George Freese's Sons v. Commissioner

OPINION.

Sternhagen:

By the Revenue Act of 1921, section 240, corporations, if affiliated, were permitted to elect to file either separate or consolidated returns. The election was binding until permission to change was granted by the Commissioner. Even if affiliated, *418petitioner as a matter of law elected to file separate returns for 1922 and 1923, by which it is bound, notwithstanding that the directors were not conscious of their right to file consolidated returns or of the wisdom of so doing. Alameda Investment Co. v. McLaughlin, 33 Fed. (2d) 120, affirming 28 Fed. (2d) 81; Radiant Glass Co., 16 B. T. A. 610.

Since petitioner’s voluntary filing of a separate return was a binding election establishing finally the basis on which its statutory liability was fixed for the year in question, there is nothing in the statute authorizing a change in such liability after it has thus become fixed.
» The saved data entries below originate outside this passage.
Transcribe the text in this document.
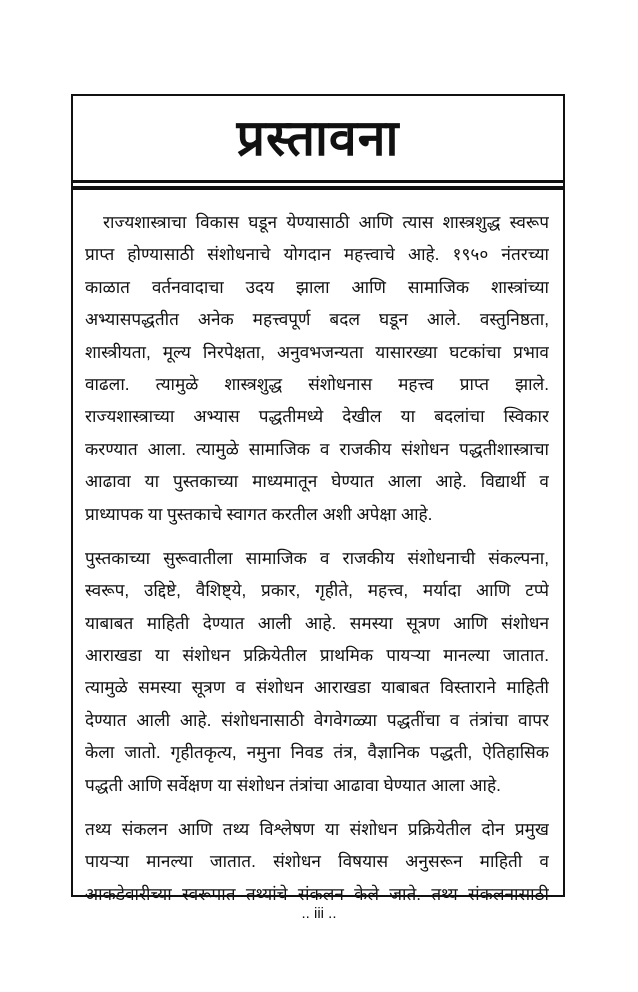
प्रस्तावना
राज्यशास्त्राचा विकास घडून येण्यासाठी आणि त्यास शास्त्रशुद्ध स्वरूप
प्राप्त होण्यासाठी संशोधनाचे योगदान महत्त्वाचे आहे. १९५० नंतरच्या
काळात वर्तनवादाचा उदय झाला आणि सामाजिक शास्त्रांच्या
अभ्यासपद्धतीत अनेक महत्त्वपूर्ण बदल घडून आले. वस्तुनिष्ठता,
शास्त्रीयता, मूल्य निरपेक्षता, अनुवभजन्यता यासारख्या घटकांचा प्रभाव
वाढला. त्यामुळे शास्त्रशुद्ध संशोधनास महत्त्व प्राप्त झाले.
राज्यशास्त्राच्या अभ्यास पद्धतीमध्ये देखील या बदलांचा स्विकार
करण्यात आला. त्यामुळे सामाजिक व राजकीय संशोधन पद्धतीशास्त्राचा
आढावा या पुस्तकाच्या माध्यमातून घेण्यात आला आहे. विद्यार्थी व
प्राध्यापक या पुस्तकाचे स्वागत करतील अशी अपेक्षा आहे.
पुस्तकाच्या सुरूवातीला सामाजिक व राजकीय संशोधनाची संकल्पना,
स्वरूप, उद्दिष्टे, वैशिष्ट्ये, प्रकार, गृहीते, महत्त्व, मर्यादा आणि टप्पे
याबाबत माहिती देण्यात आली आहे. समस्या सूत्रण आणि संशोधन
आराखडा या संशोधन प्रक्रियेतील प्राथमिक पायऱ्या मानल्या जातात.
त्यामुळे समस्या सूत्रण व संशोधन आराखडा याबाबत विस्ताराने माहिती
देण्यात आली आहे. संशोधनासाठी वेगवेगळ्या पद्धतींचा व तंत्रांचा वापर
केला जातो. गृहीतकृत्य, नमुना निवड तंत्र, वैज्ञानिक पद्धती, ऐतिहासिक
पद्धती आणि सर्वेक्षण या संशोधन तंत्रांचा आढावा घेण्यात आला आहे.
तथ्य संकलन आणि तथ्य विश्लेषण या संशोधन प्रक्रियेतील दोन प्रमुख
पायऱ्या मानल्या जातात. संशोधन विषयास अनुसरून माहिती व
आकडेवारीच्या स्वरूपात तथ्यांचे संकलन केले जाते. तथ्य संकलनासाठी
.. iii ..
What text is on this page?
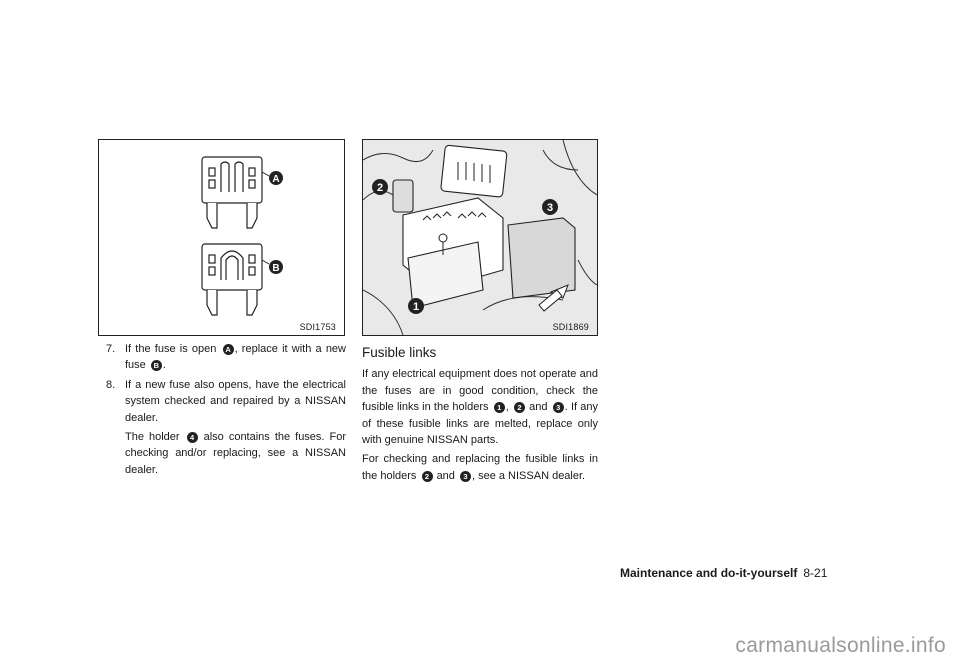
A
B
SDI1753
2
3
1
SDI1869
7. If the fuse is open A , replace it with a new fuse B .
8. If a new fuse also opens, have the electrical system checked and repaired by a NISSAN dealer.
The holder 4 also contains the fuses. For checking and/or replacing, see a NISSAN dealer.
Fusible links
If any electrical equipment does not operate and the fuses are in good condition, check the fusible links in the holders 1 , 2 and 3 . If any of these fusible links are melted, replace only with genuine NISSAN parts.
For checking and replacing the fusible links in the holders 2 and 3 , see a NISSAN dealer.
Maintenance and do-it-yourself 8-21
carmanualsonline.info
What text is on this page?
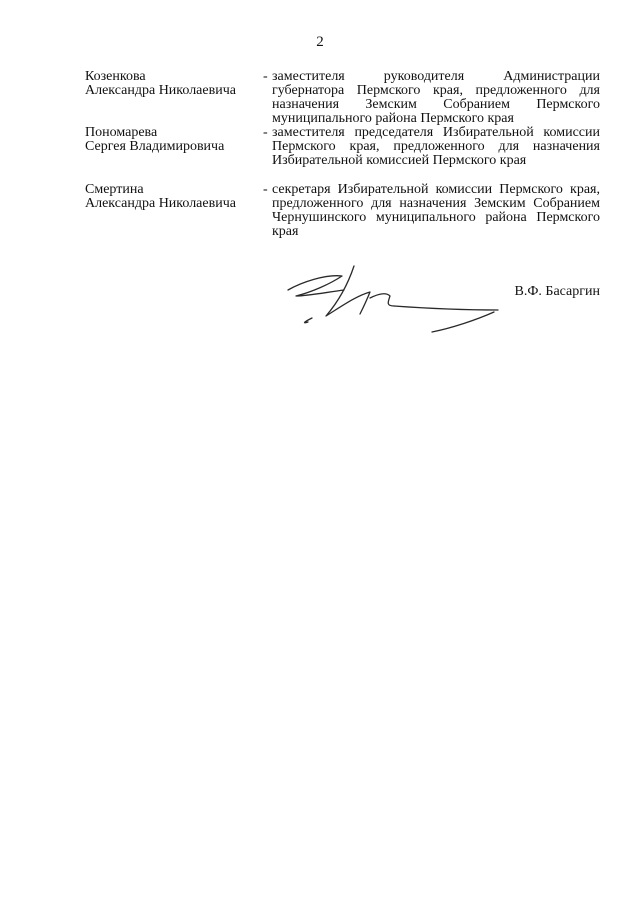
2
Козенкова
Александра Николаевича
- заместителя руководителя Администрации губернатора Пермского края, предложенного для назначения Земским Собранием Пермского муниципального района Пермского края
Пономарева
Сергея Владимировича
- заместителя председателя Избирательной комиссии Пермского края, предложенного для назначения Избирательной комиссией Пермского края
Смертина
Александра Николаевича
- секретаря Избирательной комиссии Пермского края, предложенного для назначения Земским Собранием Чернушинского муниципального района Пермского края
В.Ф. Басаргин
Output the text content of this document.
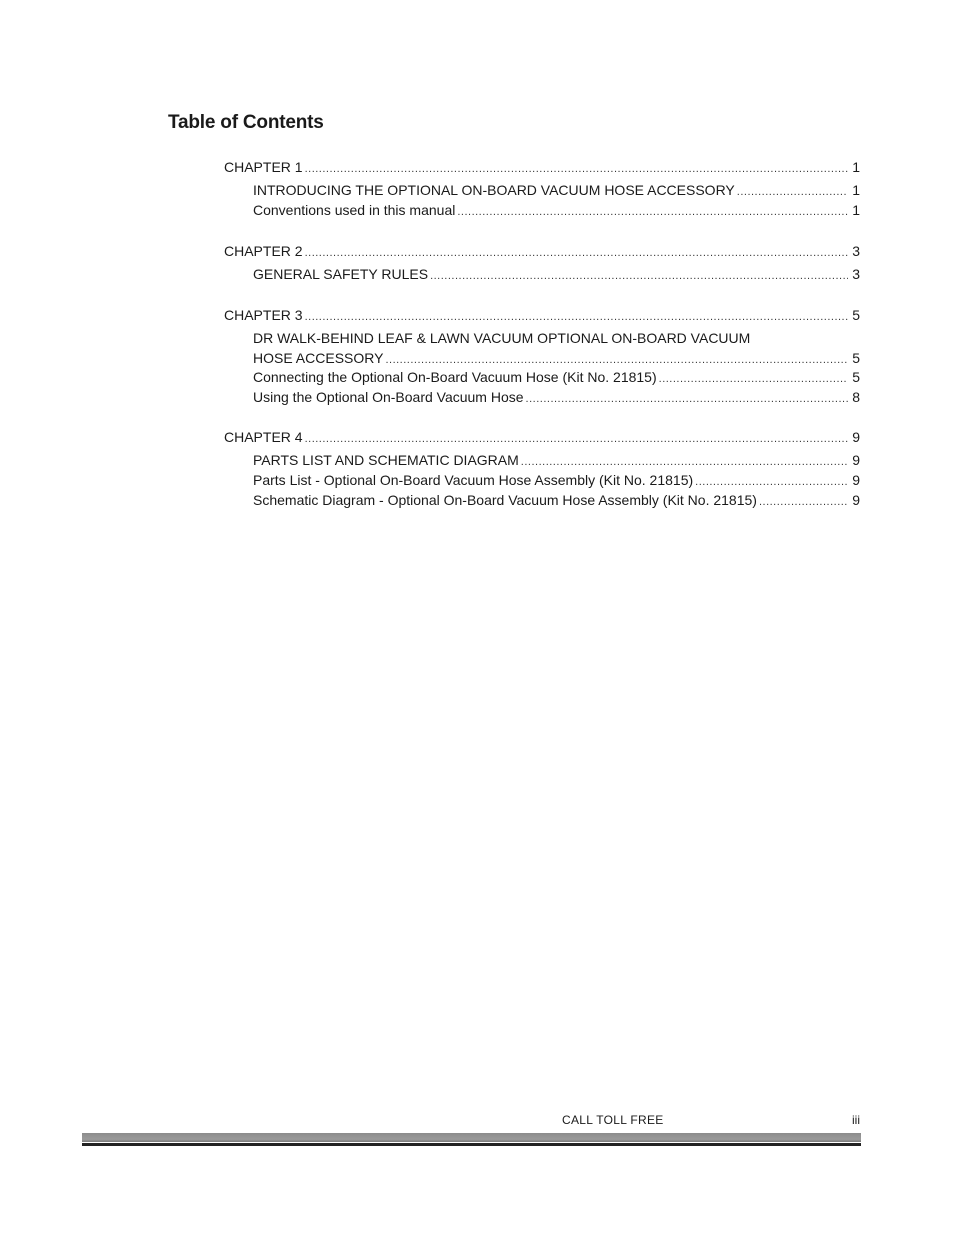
Table of Contents
CHAPTER 1 .....	1
INTRODUCING THE OPTIONAL ON-BOARD VACUUM HOSE ACCESSORY .....	1
Conventions used in this manual .....	1
CHAPTER 2 .....	3
GENERAL SAFETY RULES .....	3
CHAPTER 3 .....	5
DR WALK-BEHIND LEAF & LAWN VACUUM OPTIONAL ON-BOARD VACUUM
HOSE ACCESSORY .....	5
Connecting the Optional On-Board Vacuum Hose (Kit No. 21815) .....	5
Using the Optional On-Board Vacuum Hose .....	8
CHAPTER 4 .....	9
PARTS LIST AND SCHEMATIC DIAGRAM .....	9
Parts List - Optional On-Board Vacuum Hose Assembly (Kit No. 21815) .....	9
Schematic Diagram - Optional On-Board Vacuum Hose Assembly (Kit No. 21815) .....	9
CALL TOLL FREE	iii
The discretion of the respondent to permit a change in the basis to be used consistently in the future neither expressly nor, we think, impliedly includes a discretion to change the tax once properly established by retroactively permitting an amended return. This would go beyond, the necessities of administration and is not within the fair intendment of the statute giving the Commissioner power to prescribe regulations, nor of the regulations so prescribed. Regulations 62, article 632. Thus the letters of the Deputy Commissioner and of the Assistant to the Commissioner purporting to assure petitioner that amended returns on a consolidated basis would be accepted can have no weight against respondent’s proper determination of a deficiency upon the basis of the separate return which petitioner elected to file.

Judgment will he entered for the respondent.